Thankfully, I have a forgiving wife, who is a great navigator and who, as chance would have it, I happened to meet abroad.
My wife and I met while studying at the University of St. Andrews in Scotland. It is not surprising that we met in a bar, but we were behind it, serving pints of Best together. After knowing each other for about a year and officially dating for only four months, my wife and I decided to get married. As most of the advice I ever received would have it: “when you know, you just know.”
After graduating from University, my wife and I moved to London and then the Cambridge area for a brief period of time. We had a blast together
Recounting the many joys, lessons, and charms would take many words. But it is worth listing some of those here:
May Dip (St. Andrews): My wife and I’s second date was May Dip, a St. Andrews tradition held on May 1st of each year. A substantial amount of St. Andrews students jump into the Sea, some wearing less clothes than others, to earn some good fortune for exams.
Aikman’s Pub (St. Andrews): If you are in St. Andrews, you have to check out Aikman’s Bar and The Cellar Bar. Aikman’s is more than a pub serving delicious, expertly curated European beers and Whiskies. It is a community of the best people you can find anywhere. Where ever you are traveling from, you can find a welcoming community and a delicious pint at Aikman’s.
Cambridge is Remarkably Innovative: Cambridge is a remarkably innovative place. It doesn’t take long for one to notice how quickly the city designs and deploys new technologies. The guided busway is a great example. Within a mere decade, Cambridgeshire, England built an efficient and innovative guided busway system, which I had the opportunity to ride on almost every day that I lived there.
What could you miss out on? I received far more than I gave back while living and working in the U.K. Most importantly, I can’t imagine the direction of my life if I hadn’t taken that leap. I would have never met my beautiful wife nor discovered a beautiful culture. As a bonus, I learned how to properly tap a keg without it exploding all over.
Become a Global Citizen. Discovering the histories of other cultures is humbling. We all come from truly amazing, proud, and rich cultures. Fitting these cultures into the global socio-economy is an incredibly dynamic and complex process.
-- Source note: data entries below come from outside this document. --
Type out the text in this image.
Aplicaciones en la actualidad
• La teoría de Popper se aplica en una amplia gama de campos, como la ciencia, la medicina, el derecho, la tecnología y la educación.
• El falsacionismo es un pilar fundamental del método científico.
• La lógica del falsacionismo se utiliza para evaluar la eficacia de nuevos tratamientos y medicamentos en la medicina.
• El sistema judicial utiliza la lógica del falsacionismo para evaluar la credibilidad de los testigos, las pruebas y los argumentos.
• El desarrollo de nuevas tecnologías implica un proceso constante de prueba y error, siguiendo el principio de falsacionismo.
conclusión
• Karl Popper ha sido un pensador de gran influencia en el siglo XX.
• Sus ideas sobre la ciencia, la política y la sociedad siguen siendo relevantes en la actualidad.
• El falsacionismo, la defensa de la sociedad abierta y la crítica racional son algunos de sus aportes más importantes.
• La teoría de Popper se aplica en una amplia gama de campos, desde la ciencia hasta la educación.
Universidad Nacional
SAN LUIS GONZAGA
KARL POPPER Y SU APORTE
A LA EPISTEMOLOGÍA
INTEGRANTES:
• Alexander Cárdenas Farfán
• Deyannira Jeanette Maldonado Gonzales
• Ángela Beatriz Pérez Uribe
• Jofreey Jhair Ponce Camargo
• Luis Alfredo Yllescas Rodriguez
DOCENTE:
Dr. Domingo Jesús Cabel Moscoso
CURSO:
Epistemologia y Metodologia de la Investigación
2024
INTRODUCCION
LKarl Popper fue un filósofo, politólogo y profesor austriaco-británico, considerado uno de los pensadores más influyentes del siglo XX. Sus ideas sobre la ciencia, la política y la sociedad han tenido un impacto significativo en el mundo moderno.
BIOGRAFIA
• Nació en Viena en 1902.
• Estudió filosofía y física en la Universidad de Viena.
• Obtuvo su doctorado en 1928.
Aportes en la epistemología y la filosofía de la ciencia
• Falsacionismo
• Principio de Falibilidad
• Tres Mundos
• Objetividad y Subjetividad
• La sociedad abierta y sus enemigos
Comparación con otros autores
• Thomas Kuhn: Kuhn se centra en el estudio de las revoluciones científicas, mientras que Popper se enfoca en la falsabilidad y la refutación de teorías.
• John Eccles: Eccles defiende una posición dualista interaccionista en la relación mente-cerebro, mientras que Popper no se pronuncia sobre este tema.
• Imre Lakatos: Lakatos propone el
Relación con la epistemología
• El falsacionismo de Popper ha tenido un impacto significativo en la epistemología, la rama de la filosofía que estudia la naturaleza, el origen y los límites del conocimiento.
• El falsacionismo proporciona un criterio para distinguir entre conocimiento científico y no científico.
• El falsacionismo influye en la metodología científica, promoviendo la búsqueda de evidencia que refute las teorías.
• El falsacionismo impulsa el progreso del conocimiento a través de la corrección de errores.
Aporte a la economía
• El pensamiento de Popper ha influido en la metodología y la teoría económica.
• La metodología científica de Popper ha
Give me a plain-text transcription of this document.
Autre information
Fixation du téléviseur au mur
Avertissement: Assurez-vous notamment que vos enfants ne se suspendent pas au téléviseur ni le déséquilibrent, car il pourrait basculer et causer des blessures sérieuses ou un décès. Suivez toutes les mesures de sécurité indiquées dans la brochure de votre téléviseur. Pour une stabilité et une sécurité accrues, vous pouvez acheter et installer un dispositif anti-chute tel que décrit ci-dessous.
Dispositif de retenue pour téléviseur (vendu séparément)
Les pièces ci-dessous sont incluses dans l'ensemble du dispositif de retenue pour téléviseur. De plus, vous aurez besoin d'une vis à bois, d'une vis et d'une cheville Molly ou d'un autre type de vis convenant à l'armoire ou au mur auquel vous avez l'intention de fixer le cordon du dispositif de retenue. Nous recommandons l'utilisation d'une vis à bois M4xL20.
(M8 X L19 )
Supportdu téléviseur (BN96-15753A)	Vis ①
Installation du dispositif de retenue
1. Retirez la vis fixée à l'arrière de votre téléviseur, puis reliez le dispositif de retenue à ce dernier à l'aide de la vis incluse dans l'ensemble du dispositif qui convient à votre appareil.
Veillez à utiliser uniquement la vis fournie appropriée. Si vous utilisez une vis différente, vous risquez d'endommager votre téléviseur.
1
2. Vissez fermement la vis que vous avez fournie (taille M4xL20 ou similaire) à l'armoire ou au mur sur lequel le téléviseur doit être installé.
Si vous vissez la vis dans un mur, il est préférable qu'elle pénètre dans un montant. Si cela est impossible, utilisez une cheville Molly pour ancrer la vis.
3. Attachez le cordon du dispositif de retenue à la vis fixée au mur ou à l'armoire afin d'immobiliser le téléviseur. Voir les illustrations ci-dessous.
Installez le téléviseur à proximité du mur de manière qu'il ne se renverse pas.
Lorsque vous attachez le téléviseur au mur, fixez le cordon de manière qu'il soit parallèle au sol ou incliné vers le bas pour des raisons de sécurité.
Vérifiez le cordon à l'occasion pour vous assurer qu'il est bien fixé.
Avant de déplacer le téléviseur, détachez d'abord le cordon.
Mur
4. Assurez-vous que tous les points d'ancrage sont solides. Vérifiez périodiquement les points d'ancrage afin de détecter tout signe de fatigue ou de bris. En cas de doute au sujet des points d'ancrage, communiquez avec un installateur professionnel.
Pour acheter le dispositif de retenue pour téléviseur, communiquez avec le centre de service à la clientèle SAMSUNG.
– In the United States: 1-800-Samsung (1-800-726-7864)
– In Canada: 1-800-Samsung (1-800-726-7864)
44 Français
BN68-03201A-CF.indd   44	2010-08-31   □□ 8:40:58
Living in the UK provided me with a perspective I would have never otherwise gained. As a global community, we are all in this together.
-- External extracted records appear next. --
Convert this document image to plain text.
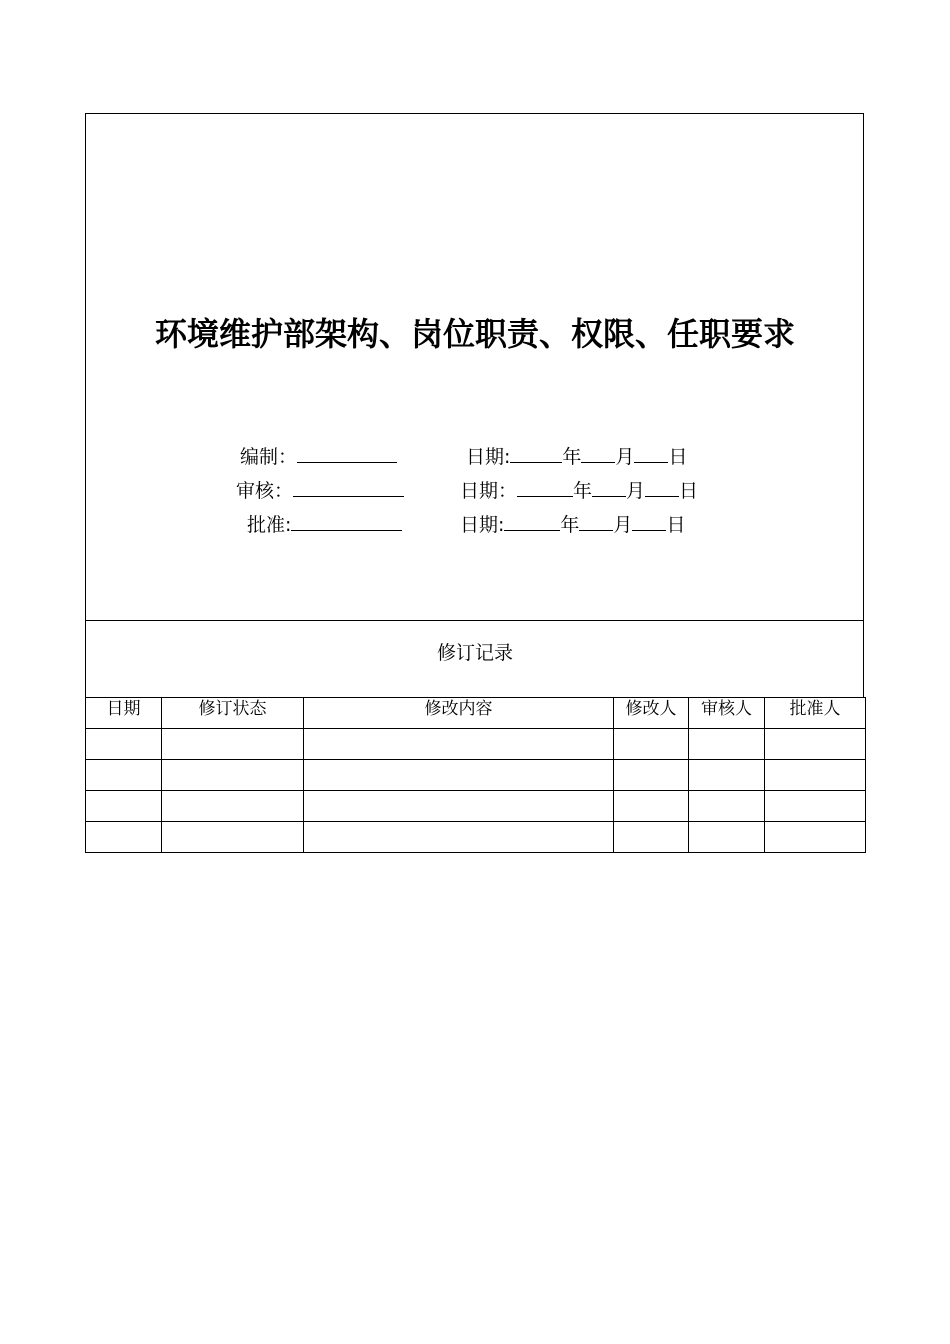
环境维护部架构、岗位职责、权限、任职要求
编制：	日期:	年 月 日
审核：	日期：	年 月 日
批准:	日期:	年 月 日
修订记录
日期	修订状态	修改内容	修改人	审核人	批准人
For those of us who grew up in a digitally connected world, it is easy to think of ourselves as a global citizen. Through video games, social media, and world news, we learn a lot, on a daily basis, about the cultures of other countries. We feel the joys and pains of other cultures in times of celebration and tragedy.
As there are many unique characteristics that make each culture independently beautiful, there is also a global, digital culture emerging. Experiencing world cultures first hand, somehow made me feel more connected to that digital, global cultural network. Travel helps us tap into that global citizenship.
Still A Grumpy Traveler
After traveling abroad, I moved back home to the States. But I have taken with me a sense that I am connected with parts of the world beyond the community I grew up in. This means something, especially in a digitally connected world where we often hear news and information from foreign locations as if it happened in our own backyard.
I’m still a grumpy traveler though I’m working on it. Most importantly, I’m making time in my schedule for travel, and more importantly planning out trips well in advance. I’m particularly interested in experiencing how cities are deploying innovation for their community. As of writing this, my wife and I will have the opportunity to travel to several cities in the U.S. and we are in the process of scheduling a trip back to Europe.
Traveling can sometimes be stressful, time consuming, and expensive, but from my experience, the rewards of living, working, or just passing through a different culture far outweigh not going there in the first place.
Bill Scholz is an entrepreneur now living and working in Erie, PA. He is a cofounder of Radius CoWork and deeply engaged in the emerging entrepreneurial and cultural scene of Erie, PA through his work with the Innovation Collaborative.